Moran Yassour of the Hebrew University of Jerusalem and his colleagues tested 133,816 nose and throat samples by pooling five or eight individual samples into a group sample (N. Barak et al. Preprint on medRxiv https://doi.org/ffkx; 2020). If one group tested positive, each constituent sample was retested. The groups that tested negative were not tested again.
Using this method, the researchers required only a quarter of the tests they would need to check each sample individually. They needed less testing than expected, because people from the same family, university, nursing home or hospital tend to get tested together, increasing the likelihood that positive samples are in the same groups. The results have not yet been peer reviewed.
Nature magazines announce first open access deal
The publisher of Nature agreed its first agreement to allow some researchers to publish in the journal, and in 33 other Nature-branded titles, in terms of open access (OA).
In April, publisher Springer Nature announced it would offer OA publishing paths for its more selective journals that would be compliant with Plan S, a European-led initiative to open up scientific literature. (Nature is editorially independent of its publisher.)

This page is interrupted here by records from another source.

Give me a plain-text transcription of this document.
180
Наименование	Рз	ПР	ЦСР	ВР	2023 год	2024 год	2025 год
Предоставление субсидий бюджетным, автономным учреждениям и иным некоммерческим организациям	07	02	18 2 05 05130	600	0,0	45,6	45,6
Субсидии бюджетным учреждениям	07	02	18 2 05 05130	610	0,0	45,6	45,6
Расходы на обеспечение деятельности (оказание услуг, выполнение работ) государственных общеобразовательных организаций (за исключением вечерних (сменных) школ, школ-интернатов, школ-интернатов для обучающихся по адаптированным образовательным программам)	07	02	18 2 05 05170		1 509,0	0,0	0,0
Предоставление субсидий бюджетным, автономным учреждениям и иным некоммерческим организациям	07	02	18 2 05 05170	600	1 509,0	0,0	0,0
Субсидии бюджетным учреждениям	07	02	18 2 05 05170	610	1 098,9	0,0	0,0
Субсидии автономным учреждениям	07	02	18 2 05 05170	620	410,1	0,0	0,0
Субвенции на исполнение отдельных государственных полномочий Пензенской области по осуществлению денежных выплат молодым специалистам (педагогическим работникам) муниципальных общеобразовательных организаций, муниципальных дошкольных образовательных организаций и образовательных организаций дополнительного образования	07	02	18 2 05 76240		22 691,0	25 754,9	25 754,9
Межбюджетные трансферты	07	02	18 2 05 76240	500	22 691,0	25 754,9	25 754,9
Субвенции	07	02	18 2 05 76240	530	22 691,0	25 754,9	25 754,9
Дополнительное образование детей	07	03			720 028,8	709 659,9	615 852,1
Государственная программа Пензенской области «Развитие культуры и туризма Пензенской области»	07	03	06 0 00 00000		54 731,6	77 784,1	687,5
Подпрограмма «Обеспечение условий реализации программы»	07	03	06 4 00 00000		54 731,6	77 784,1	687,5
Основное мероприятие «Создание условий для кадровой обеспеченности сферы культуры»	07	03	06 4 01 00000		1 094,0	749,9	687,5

The German digital library Max Planck (MPDL) in Munich has negotiated the first such agreement, which will start in 2021. The agreement, announced on 20 October, is being offered to around 120 German institutions, and the first to register is the Max Planck Society.
Institutions that sign up will pay a lump sum which allows unlimited OA publication of articles in the 34 journals; they will also be able to read those journals and 21 other Nature Reviews titles. The sum is calculated based on a price of € 9,500 (US $ 11,200) per item. This is higher than the OA per-article rates charged by other selective journals, which are less than US $ 6,000.
The offer is “very attractive,” says Ralf Schimmer, information manager at the MPDL. But he acknowledges that the price per item is unprecedented.
Some other OA supporters have criticized the deal. The sum per article is “exorbitant” and the deal does nothing to improve the accessibility of the academic publishing system, say Jeroen Bosman and Bianca Kramer, two librarians at Utrecht University in the Netherlands.